Fear really can change people’s behaviour, a new review of the research finds.
It was thought that using fear might produce a backlash effect — but this is not the case.
Women are particularly susceptible to behaviour change by fear.
Appeals which evoke fear are frequently used in all sorts of messages aimed at the public.
For example, fear is used to try and stop people smoking or to support certain political policies.
It is perhaps most often used, though, by advertisers to sell products.
A fear is created in the mind, which — it just so happens — can be alleviated by the product being sold.
For example, fear of injury and death is frequently used to sell insurance.
Professor Dolores Albarracin, who led the study, said:
“These appeals are effective at changing attitudes, intentions and behaviors.
There are very few circumstances under which they are not effective and there are no identifiable circumstances under which they backfire and lead to undesirable outcomes.”
It was thought that fear might produce a kind of backlash effect, thereby nullifying the influence.
But this wasn’t the case, Professor Albarracin explained:
“Fear produces a significant though small amount of change across the board.
Presenting a fear appeal more than doubles the probability of change relative to not presenting anything or presenting a low-fear appeal.

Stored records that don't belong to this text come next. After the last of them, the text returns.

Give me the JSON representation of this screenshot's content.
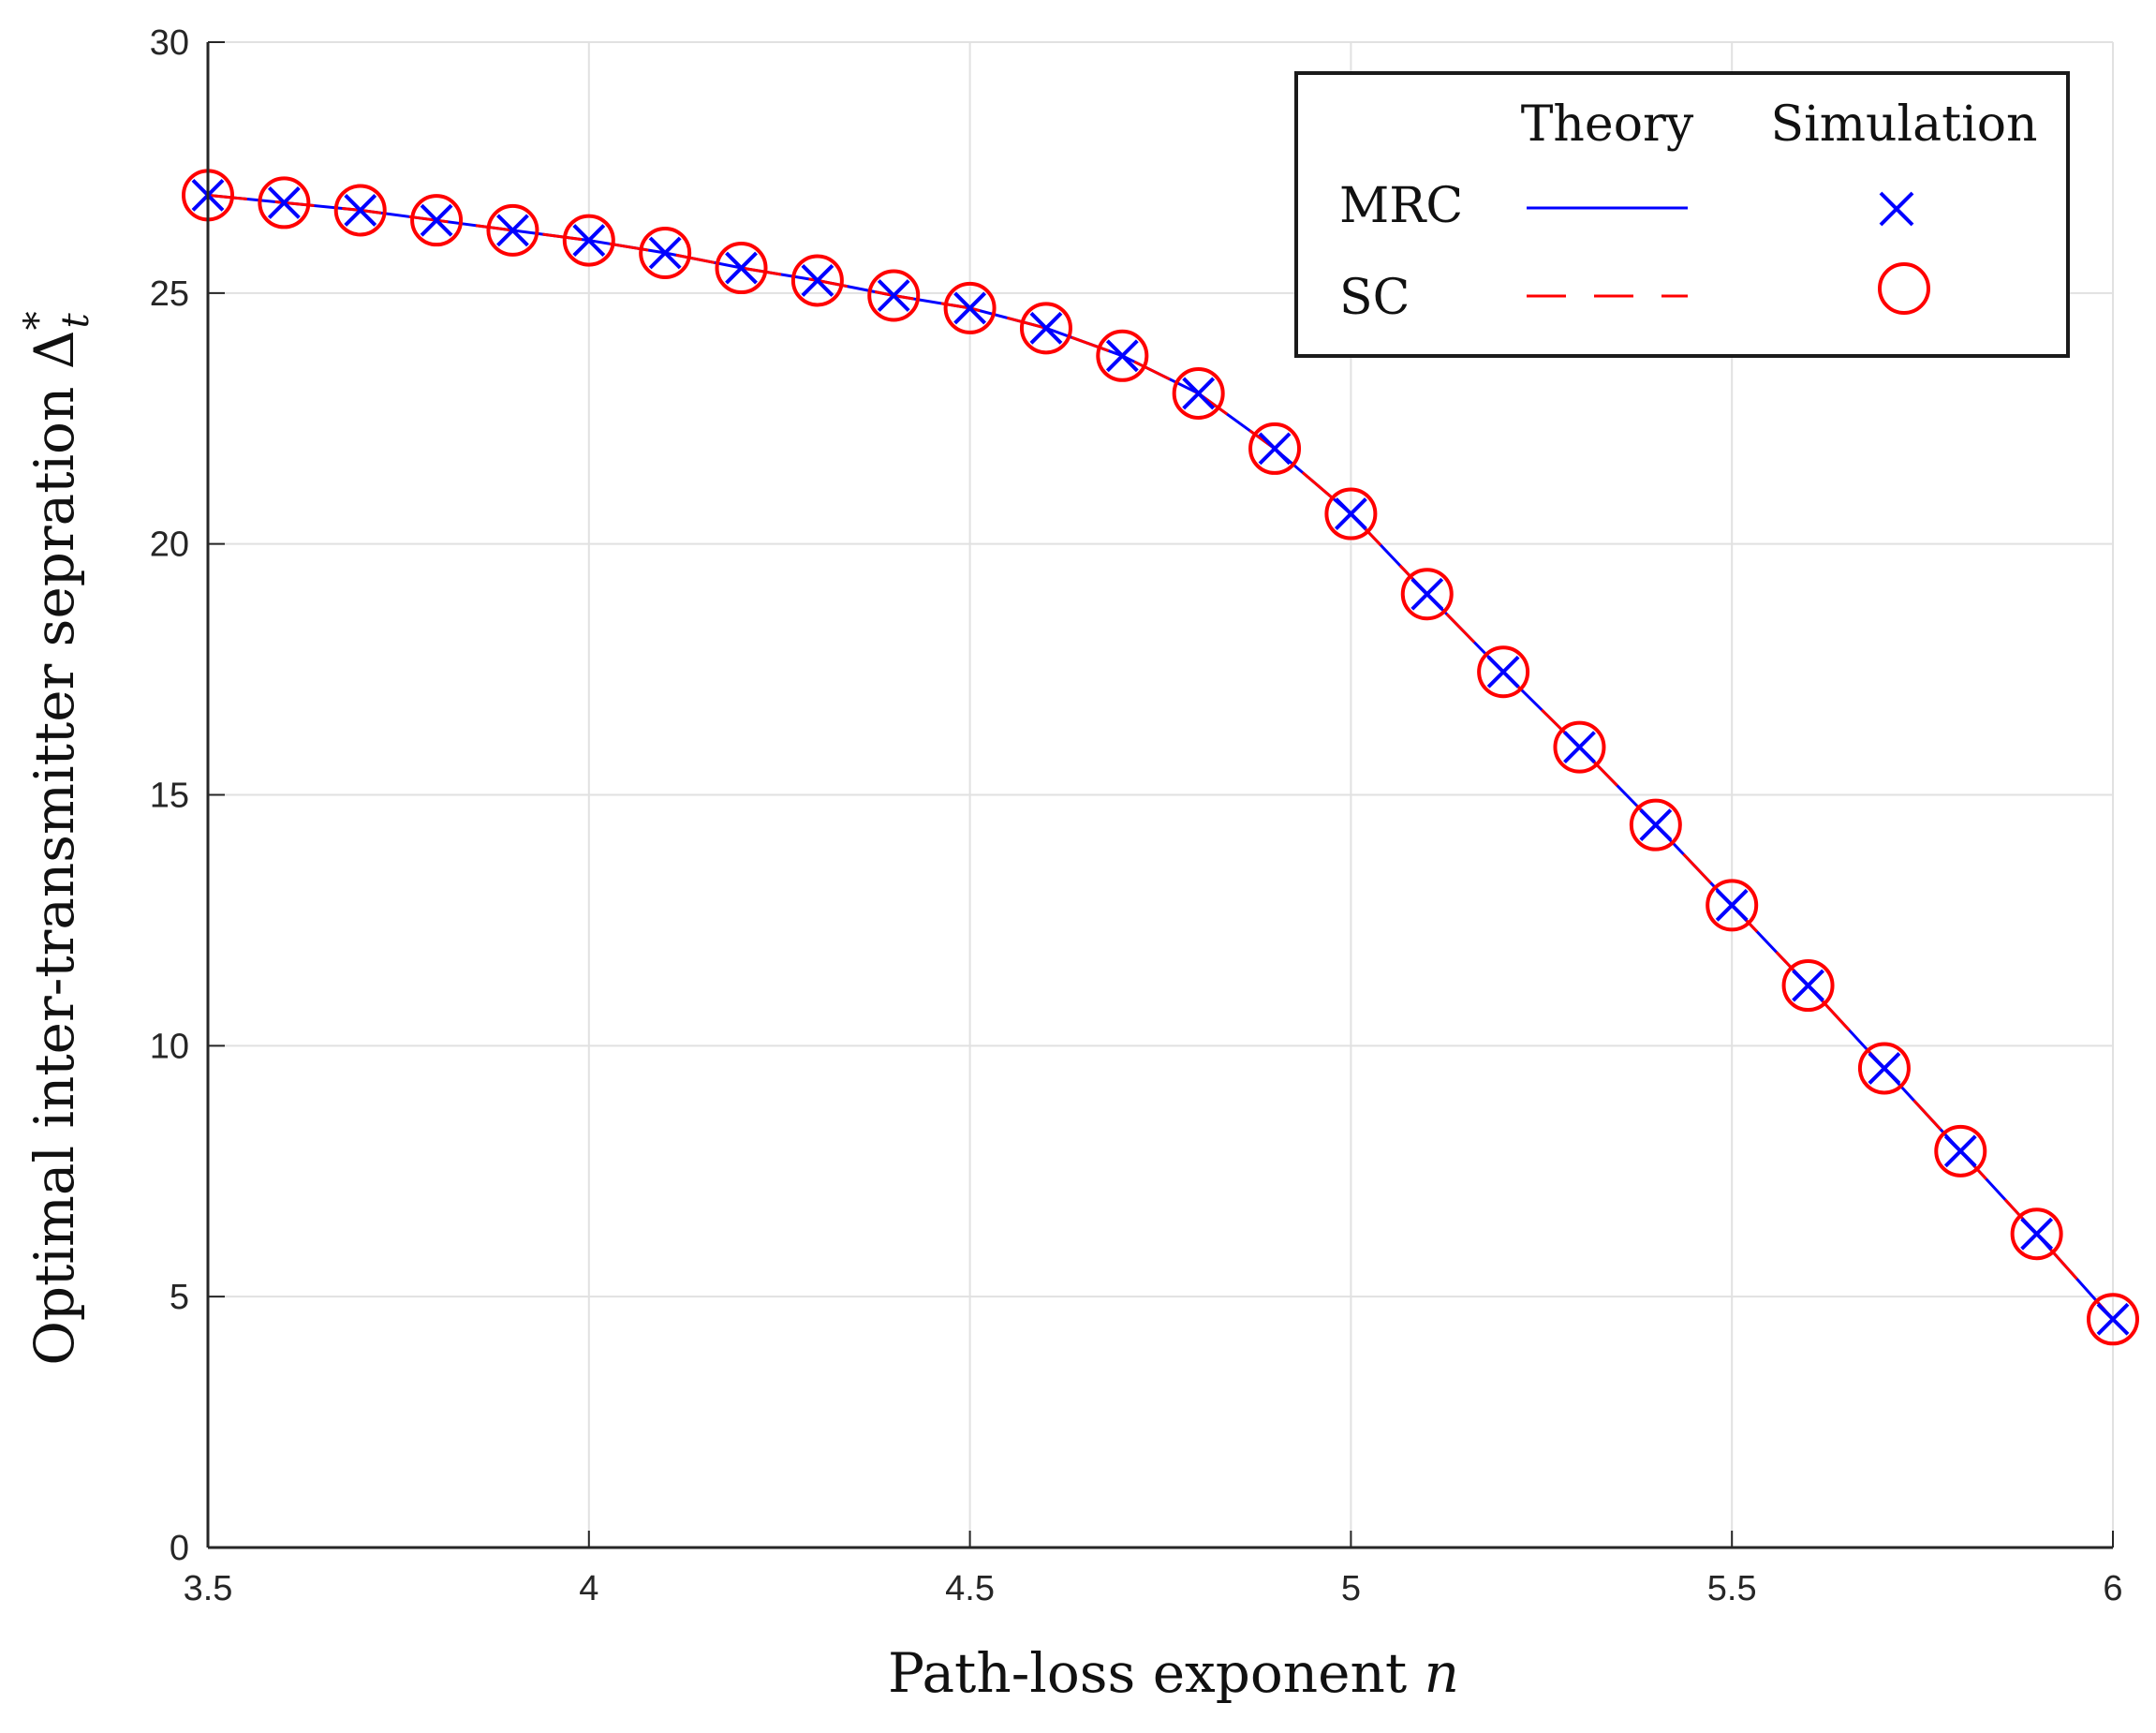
{
  "chart_data": {
    "type": "line",
    "xlabel": "Path-loss exponent",
    "xlabel_var": "n",
    "ylabel": "Optimal inter-transmitter sepration",
    "ylabel_symbol": "Δ",
    "ylabel_sup": "*",
    "ylabel_sub": "t",
    "xlim": [
      3.5,
      6
    ],
    "ylim": [
      0,
      30
    ],
    "xticks": [
      3.5,
      4,
      4.5,
      5,
      5.5,
      6
    ],
    "xtick_labels": [
      "3.5",
      "4",
      "4.5",
      "5",
      "5.5",
      "6"
    ],
    "yticks": [
      0,
      5,
      10,
      15,
      20,
      25,
      30
    ],
    "ytick_labels": [
      "0",
      "5",
      "10",
      "15",
      "20",
      "25",
      "30"
    ],
    "grid": true,
    "legend": {
      "placement": "top-right",
      "header_theory": "Theory",
      "header_simulation": "Simulation",
      "row_mrc": "MRC",
      "row_sc": "SC"
    },
    "x": [
      3.5,
      3.6,
      3.7,
      3.8,
      3.9,
      4.0,
      4.1,
      4.2,
      4.3,
      4.4,
      4.5,
      4.6,
      4.7,
      4.8,
      4.9,
      5.0,
      5.1,
      5.2,
      5.3,
      5.4,
      5.5,
      5.6,
      5.7,
      5.8,
      5.9,
      6.0
    ],
    "series": [
      {
        "name": "MRC Theory",
        "style": "solid-line",
        "color": "#0000ff",
        "values": [
          26.95,
          26.8,
          26.65,
          26.45,
          26.25,
          26.05,
          25.8,
          25.5,
          25.25,
          24.95,
          24.7,
          24.3,
          23.75,
          23.0,
          21.9,
          20.6,
          19.0,
          17.45,
          15.95,
          14.4,
          12.8,
          11.2,
          9.55,
          7.9,
          6.25,
          4.55
        ]
      },
      {
        "name": "SC Theory",
        "style": "dashed-line",
        "color": "#ff0000",
        "values": [
          26.95,
          26.8,
          26.65,
          26.45,
          26.25,
          26.05,
          25.8,
          25.5,
          25.25,
          24.95,
          24.7,
          24.3,
          23.75,
          23.0,
          21.9,
          20.6,
          19.0,
          17.45,
          15.95,
          14.4,
          12.8,
          11.2,
          9.55,
          7.9,
          6.25,
          4.55
        ]
      },
      {
        "name": "MRC Simulation",
        "style": "x-marker",
        "color": "#0000ff",
        "values": [
          26.95,
          26.8,
          26.65,
          26.45,
          26.25,
          26.05,
          25.8,
          25.5,
          25.25,
          24.95,
          24.7,
          24.3,
          23.75,
          23.0,
          21.9,
          20.6,
          19.0,
          17.45,
          15.95,
          14.4,
          12.8,
          11.2,
          9.55,
          7.9,
          6.25,
          4.55
        ]
      },
      {
        "name": "SC Simulation",
        "style": "circle-marker",
        "color": "#ff0000",
        "values": [
          26.95,
          26.8,
          26.65,
          26.45,
          26.25,
          26.05,
          25.8,
          25.5,
          25.25,
          24.95,
          24.7,
          24.3,
          23.75,
          23.0,
          21.9,
          20.6,
          19.0,
          17.45,
          15.95,
          14.4,
          12.8,
          11.2,
          9.55,
          7.9,
          6.25,
          4.55
        ]
      }
    ]
  }
}
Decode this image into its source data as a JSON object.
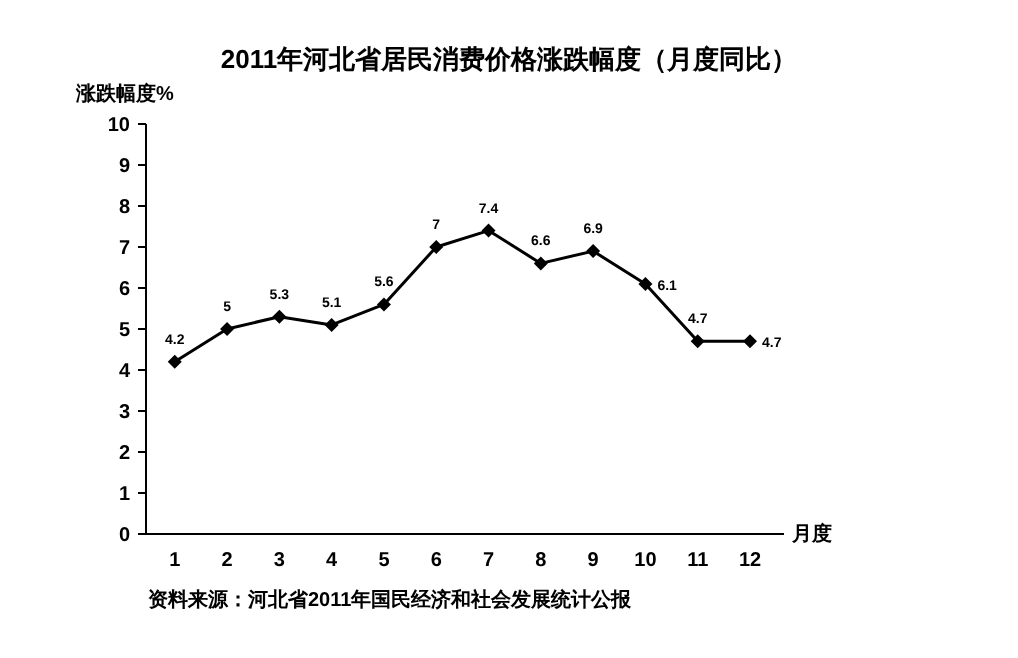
{
  "chart_data": {
    "type": "line",
    "title": "2011年河北省居民消费价格涨跌幅度（月度同比）",
    "ylabel": "涨跌幅度%",
    "xlabel": "月度",
    "annotations": [
      "资料来源：河北省2011年国民经济和社会发展统计公报"
    ],
    "categories": [
      "1",
      "2",
      "3",
      "4",
      "5",
      "6",
      "7",
      "8",
      "9",
      "10",
      "11",
      "12"
    ],
    "values": [
      4.2,
      5,
      5.3,
      5.1,
      5.6,
      7,
      7.4,
      6.6,
      6.9,
      6.1,
      4.7,
      4.7
    ],
    "color": "#000000",
    "marker": "diamond",
    "line_style": "solid",
    "data_labels": true,
    "ylim": [
      0,
      10
    ],
    "yticks": [
      0,
      1,
      2,
      3,
      4,
      5,
      6,
      7,
      8,
      9,
      10
    ]
  }
}
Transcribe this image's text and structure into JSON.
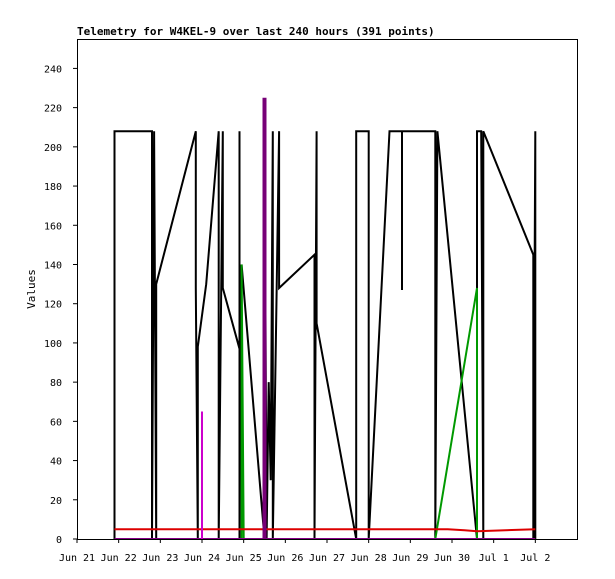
{
  "chart_data": {
    "type": "line",
    "title": "Telemetry for W4KEL-9 over last 240 hours (391 points)",
    "xlabel": "",
    "ylabel": "Values",
    "ylim": [
      0,
      255
    ],
    "xlim": [
      21,
      33
    ],
    "y_ticks": [
      0,
      20,
      40,
      60,
      80,
      100,
      120,
      140,
      160,
      180,
      200,
      220,
      240
    ],
    "x_tick_values": [
      21,
      22,
      23,
      24,
      25,
      26,
      27,
      28,
      29,
      30,
      31,
      32
    ],
    "x_tick_labels": [
      "Jun 21",
      "Jun 22",
      "Jun 23",
      "Jun 24",
      "Jun 25",
      "Jun 26",
      "Jun 27",
      "Jun 28",
      "Jun 29",
      "Jun 30",
      "Jul 1",
      "Jul 2"
    ],
    "grid": false,
    "series": [
      {
        "color": "#000000",
        "width": 2,
        "points": [
          [
            21.9,
            0
          ],
          [
            21.9,
            208
          ],
          [
            22.8,
            208
          ],
          [
            22.8,
            0
          ],
          [
            22.85,
            208
          ],
          [
            22.9,
            0
          ],
          [
            22.9,
            130
          ],
          [
            23.85,
            208
          ],
          [
            23.85,
            128
          ],
          [
            23.9,
            0
          ],
          [
            23.9,
            98
          ],
          [
            24.1,
            130
          ],
          [
            24.4,
            208
          ],
          [
            24.4,
            0
          ],
          [
            24.5,
            208
          ],
          [
            24.5,
            128
          ],
          [
            24.9,
            97
          ],
          [
            24.9,
            208
          ],
          [
            24.9,
            0
          ],
          [
            24.95,
            140
          ],
          [
            25.5,
            0
          ],
          [
            25.5,
            220
          ],
          [
            25.55,
            0
          ],
          [
            25.6,
            80
          ],
          [
            25.65,
            30
          ],
          [
            25.7,
            208
          ],
          [
            25.7,
            0
          ],
          [
            25.85,
            208
          ],
          [
            25.85,
            128
          ],
          [
            26.7,
            145
          ],
          [
            26.7,
            0
          ],
          [
            26.75,
            208
          ],
          [
            26.75,
            110
          ],
          [
            27.7,
            0
          ],
          [
            27.7,
            208
          ],
          [
            28.0,
            208
          ],
          [
            28.0,
            0
          ],
          [
            28.5,
            208
          ],
          [
            28.8,
            208
          ],
          [
            28.8,
            127
          ],
          [
            28.8,
            208
          ],
          [
            29.6,
            208
          ],
          [
            29.6,
            0
          ],
          [
            29.65,
            208
          ],
          [
            30.6,
            0
          ],
          [
            30.6,
            208
          ],
          [
            30.7,
            208
          ],
          [
            30.75,
            0
          ],
          [
            30.75,
            208
          ],
          [
            31.95,
            145
          ],
          [
            31.95,
            0
          ],
          [
            32.0,
            208
          ],
          [
            32.0,
            0
          ]
        ]
      },
      {
        "color": "#009900",
        "width": 2,
        "points": [
          [
            24.95,
            0
          ],
          [
            24.95,
            140
          ],
          [
            25.0,
            0
          ],
          [
            29.6,
            0
          ],
          [
            30.6,
            128
          ],
          [
            30.6,
            0
          ]
        ]
      },
      {
        "color": "#dd0000",
        "width": 2,
        "points": [
          [
            21.9,
            5
          ],
          [
            29.9,
            5
          ],
          [
            30.3,
            4.5
          ],
          [
            30.6,
            4
          ],
          [
            32.0,
            5
          ]
        ]
      },
      {
        "color": "#880088",
        "width": 2,
        "points": [
          [
            21.9,
            0
          ],
          [
            32.0,
            0
          ]
        ]
      },
      {
        "color": "#770077",
        "width": 4,
        "points": [
          [
            25.5,
            0
          ],
          [
            25.5,
            225
          ]
        ]
      },
      {
        "color": "#cc00cc",
        "width": 2,
        "points": [
          [
            24.0,
            0
          ],
          [
            24.0,
            65
          ]
        ]
      }
    ]
  }
}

However, fear appeals should not be seen as a panacea because the effect is still small.
Still, there is no data indicating that audiences will be worse off from receiving fear appeals in any condition.”
The researchers reached their conclusions by analysing 127 different studies which included over 27,000 people.
The studies have been carried out over the last 50 years.
The authors explained four ways that fear appeals can be made even more effective:
“…fear appeals were more effective when the message depicted relatively high amounts of fear, included an efficacy message, and stressed susceptibility and severity related to the concerns being addressed (i.e., factors concerning the message).
We also found that fear appeals were more effective when they recommended one-time only behaviors (i.e., a factor concerning the recommended behavior) and when audiences included a higher percentage of women (i.e., a factor concerning the audience).”
The study was published in the journal Psychological Bulletin (Tannenbaum et al., 2015).